The Main Street Lending Program, unveiled earlier this month, will now allow larger businesses to participate in the program, and it will relax minimum loan amounts to help more small businesses.
Under the program, businesses can solicit loans of up to four years from banks at below-market rates. Unlike loans under the Small Business Administration’s Paycheck Protection Program, these must be repaid, but payments can be deferred in their first year.
Businesses with up to 15,000 employees and $5 billion in annual revenue in 2019 are now eligible, up from earlier limits of 10,000 employees and $2.5 billion in revenue. The minimum loan size will also decline to $500,000, from $1 million.
The Fed had initially unveiled two different loan options, one for new debt and one for existing loans. Each of those require banks that make loans and sell them to the Fed to retain a 5% piece of the debt.
On Thursday, the Fed said it would create a third option for firms with higher debt loads. Under that program, banks will have to maintain a larger 15% stake in the debt sold to the Fed.
The Fed hasn’t said when the program will be up and running but said Thursday a start date would be announced soon. The program will be run by the Federal Reserve Bank of Boston.
The central bank had asked for public comment when it produced initial term sheets for the programs on April 9 and said it had received more than 2,000 responses. Several industries, including retailers, energy firms and transportation companies, had lobbied the Fed to expand the programs to include more flexible loan terms and larger businesses.
The changes announced Thursday will allow borrowers to calculate their earnings using measures that account for industry-specific idiosyncrasies, which could allow more indebted firms to qualify. The new loan program will also allow borrowers to use loans to refinance other debt.
But the rules tightened other eligibility requirements. The Fed is adopting definitions of eligible businesses used by the SBA that are likely to exclude private-equity firms and the businesses they own from being eligible for loans.
The Fed also didn’t create an option for firms that rely on asset-based lending instead of term loans, which means many oil-and-gas companies, which had mounted a lobbying effort to be included in the program, will find it difficult to gain access, lawyers and analysts said.
With oil prices down sharply over the past two months, “the shale players are carrying too much leverage,” said Constance Hunter, chief economist at accounting firm KPMG LLP. Banks will be reluctant to extend loans to indebted firms with a bleak revenue outlook given the requirement that they retain 15% of the loan, she said.
“When the Fed is asking the banks to take anywhere from a 5% to 15% stake, they are telling you, ‘We are lending to good companies that are in a tough situation because of the virus,’” said Steven Blitz, chief U.S. economist at research firm TS Lombard. “This is not about helping out levered, distressed sectors.”
The Fed said it is evaluating a separate approach that would extend the program to nonprofit institutions, such as hospitals and universities.
The lending program is designed to fill a void for middle-market firms that are too large to qualify for the Paycheck Protection Program but too small to access debt markets where large corporations borrow and where the Fed is launching separate programs to backstop debt that was rated investment grade as of March 22.
The Fed has backstopped a range of debt markets with nine different emergency lending programs, but the Main Street Lending Program will be its most complicated task, current and former Fed officials say.

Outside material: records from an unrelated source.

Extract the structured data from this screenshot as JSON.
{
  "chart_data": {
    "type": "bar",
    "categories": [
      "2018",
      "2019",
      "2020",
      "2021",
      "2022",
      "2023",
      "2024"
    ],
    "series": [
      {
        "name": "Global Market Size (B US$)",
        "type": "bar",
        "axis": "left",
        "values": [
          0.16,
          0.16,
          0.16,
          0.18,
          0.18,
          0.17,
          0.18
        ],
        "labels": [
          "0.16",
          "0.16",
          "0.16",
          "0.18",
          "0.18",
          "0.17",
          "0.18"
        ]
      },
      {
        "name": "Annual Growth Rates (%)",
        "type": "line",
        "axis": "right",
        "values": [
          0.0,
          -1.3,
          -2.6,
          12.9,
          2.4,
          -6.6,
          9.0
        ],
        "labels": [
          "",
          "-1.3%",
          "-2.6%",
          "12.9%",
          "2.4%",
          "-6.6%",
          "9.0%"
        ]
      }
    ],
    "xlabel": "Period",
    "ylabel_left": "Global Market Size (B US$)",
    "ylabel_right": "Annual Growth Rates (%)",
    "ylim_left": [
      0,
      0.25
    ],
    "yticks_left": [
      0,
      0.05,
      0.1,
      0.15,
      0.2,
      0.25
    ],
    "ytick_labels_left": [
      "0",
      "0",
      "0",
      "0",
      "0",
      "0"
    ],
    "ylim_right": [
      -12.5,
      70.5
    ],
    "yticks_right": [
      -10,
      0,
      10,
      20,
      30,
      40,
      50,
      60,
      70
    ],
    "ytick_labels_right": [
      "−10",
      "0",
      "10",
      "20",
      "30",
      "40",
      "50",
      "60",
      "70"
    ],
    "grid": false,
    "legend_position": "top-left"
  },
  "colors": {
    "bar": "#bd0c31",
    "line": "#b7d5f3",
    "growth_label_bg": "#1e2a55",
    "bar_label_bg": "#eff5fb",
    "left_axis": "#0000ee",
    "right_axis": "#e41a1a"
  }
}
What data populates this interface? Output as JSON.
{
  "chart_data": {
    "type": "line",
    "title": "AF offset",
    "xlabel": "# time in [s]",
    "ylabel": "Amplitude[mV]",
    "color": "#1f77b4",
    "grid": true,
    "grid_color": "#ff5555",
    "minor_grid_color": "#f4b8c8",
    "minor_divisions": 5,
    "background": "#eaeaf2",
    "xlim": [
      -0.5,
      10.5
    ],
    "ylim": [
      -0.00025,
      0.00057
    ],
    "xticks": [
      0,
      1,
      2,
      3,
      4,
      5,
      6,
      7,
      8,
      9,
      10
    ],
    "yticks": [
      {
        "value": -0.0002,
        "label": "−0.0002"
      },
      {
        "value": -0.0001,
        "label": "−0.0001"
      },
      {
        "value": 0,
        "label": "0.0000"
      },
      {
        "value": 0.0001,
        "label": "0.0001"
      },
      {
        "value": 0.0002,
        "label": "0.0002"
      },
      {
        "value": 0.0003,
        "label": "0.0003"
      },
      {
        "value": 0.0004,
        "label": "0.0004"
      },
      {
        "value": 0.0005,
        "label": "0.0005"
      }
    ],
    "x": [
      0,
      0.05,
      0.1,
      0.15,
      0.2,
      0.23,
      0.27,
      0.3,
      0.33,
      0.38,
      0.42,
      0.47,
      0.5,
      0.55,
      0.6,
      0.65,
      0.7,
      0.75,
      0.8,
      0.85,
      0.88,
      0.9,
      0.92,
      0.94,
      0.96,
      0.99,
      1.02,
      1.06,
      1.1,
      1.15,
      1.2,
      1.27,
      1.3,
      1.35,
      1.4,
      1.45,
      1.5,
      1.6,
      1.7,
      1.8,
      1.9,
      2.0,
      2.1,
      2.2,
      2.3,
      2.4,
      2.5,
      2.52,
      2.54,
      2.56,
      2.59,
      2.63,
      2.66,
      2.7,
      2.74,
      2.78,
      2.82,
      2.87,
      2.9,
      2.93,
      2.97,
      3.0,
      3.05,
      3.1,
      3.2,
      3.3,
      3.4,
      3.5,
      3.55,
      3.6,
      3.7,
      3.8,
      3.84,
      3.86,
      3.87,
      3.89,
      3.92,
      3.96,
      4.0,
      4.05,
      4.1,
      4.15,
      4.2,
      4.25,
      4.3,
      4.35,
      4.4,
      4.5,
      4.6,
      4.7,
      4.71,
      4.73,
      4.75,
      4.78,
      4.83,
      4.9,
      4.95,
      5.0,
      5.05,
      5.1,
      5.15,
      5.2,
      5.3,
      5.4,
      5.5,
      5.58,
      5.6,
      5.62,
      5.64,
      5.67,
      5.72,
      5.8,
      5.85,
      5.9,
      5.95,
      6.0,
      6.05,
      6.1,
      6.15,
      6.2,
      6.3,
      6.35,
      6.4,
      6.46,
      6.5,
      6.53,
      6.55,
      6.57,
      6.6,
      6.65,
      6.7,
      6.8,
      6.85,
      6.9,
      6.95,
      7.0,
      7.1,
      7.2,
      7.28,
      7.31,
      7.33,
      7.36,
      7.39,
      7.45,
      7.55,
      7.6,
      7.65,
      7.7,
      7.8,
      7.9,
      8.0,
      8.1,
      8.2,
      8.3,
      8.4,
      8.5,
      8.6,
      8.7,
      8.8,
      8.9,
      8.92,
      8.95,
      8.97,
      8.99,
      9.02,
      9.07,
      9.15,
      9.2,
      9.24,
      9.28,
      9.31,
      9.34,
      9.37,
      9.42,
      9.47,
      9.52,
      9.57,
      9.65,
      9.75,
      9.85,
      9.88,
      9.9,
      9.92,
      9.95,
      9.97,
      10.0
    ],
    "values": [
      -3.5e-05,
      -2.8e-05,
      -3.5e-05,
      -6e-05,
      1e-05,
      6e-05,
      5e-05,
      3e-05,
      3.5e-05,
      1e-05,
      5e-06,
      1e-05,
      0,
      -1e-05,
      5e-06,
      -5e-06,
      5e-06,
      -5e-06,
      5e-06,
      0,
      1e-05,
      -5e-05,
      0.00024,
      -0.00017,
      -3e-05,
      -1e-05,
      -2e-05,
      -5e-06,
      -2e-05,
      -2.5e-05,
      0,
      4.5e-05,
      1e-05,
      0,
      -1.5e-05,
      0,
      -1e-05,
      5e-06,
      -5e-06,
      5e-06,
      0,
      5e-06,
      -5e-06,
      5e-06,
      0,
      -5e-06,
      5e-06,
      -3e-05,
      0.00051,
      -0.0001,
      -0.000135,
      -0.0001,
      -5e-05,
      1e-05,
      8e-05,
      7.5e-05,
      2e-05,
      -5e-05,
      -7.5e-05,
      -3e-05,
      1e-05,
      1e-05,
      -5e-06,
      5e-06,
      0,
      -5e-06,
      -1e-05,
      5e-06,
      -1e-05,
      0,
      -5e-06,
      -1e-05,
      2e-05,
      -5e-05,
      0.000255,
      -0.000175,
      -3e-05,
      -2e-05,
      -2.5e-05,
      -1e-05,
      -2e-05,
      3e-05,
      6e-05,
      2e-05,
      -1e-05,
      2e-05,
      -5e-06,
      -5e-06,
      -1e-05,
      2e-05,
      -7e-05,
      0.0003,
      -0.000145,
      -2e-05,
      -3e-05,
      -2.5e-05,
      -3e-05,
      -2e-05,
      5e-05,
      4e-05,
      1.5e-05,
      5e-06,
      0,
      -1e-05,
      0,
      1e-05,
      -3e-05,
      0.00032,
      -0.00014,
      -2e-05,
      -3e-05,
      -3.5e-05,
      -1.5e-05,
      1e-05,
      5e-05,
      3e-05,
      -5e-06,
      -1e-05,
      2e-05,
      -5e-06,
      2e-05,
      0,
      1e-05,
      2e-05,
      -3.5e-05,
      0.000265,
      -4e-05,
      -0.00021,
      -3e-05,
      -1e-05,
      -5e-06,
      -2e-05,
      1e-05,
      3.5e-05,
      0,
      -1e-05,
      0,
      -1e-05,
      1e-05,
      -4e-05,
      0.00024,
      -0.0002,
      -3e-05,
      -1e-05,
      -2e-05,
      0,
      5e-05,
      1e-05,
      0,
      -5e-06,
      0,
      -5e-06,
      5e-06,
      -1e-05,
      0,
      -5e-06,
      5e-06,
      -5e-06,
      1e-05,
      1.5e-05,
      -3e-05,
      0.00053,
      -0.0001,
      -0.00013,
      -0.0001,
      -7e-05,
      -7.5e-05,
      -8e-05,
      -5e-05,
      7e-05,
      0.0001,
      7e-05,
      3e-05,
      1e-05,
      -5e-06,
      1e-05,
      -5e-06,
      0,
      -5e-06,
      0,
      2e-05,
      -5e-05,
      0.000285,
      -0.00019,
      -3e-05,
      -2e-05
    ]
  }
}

For the first time since the Great Depression, the central bank has stepped into lending broadly to American businesses through the banks it oversees.
“This is a broad area of the economy with many different kinds of credit needs. So we’re going to keep at that for some time, adding in sectors and lending products,” Fed Chairman Jerome Powell said at a news conference Wednesday. “We’re well aware of the importance of doing it as quickly as possible.”
The Treasury Department is providing $75 billion to backstop any losses on loans the Fed makes in the program.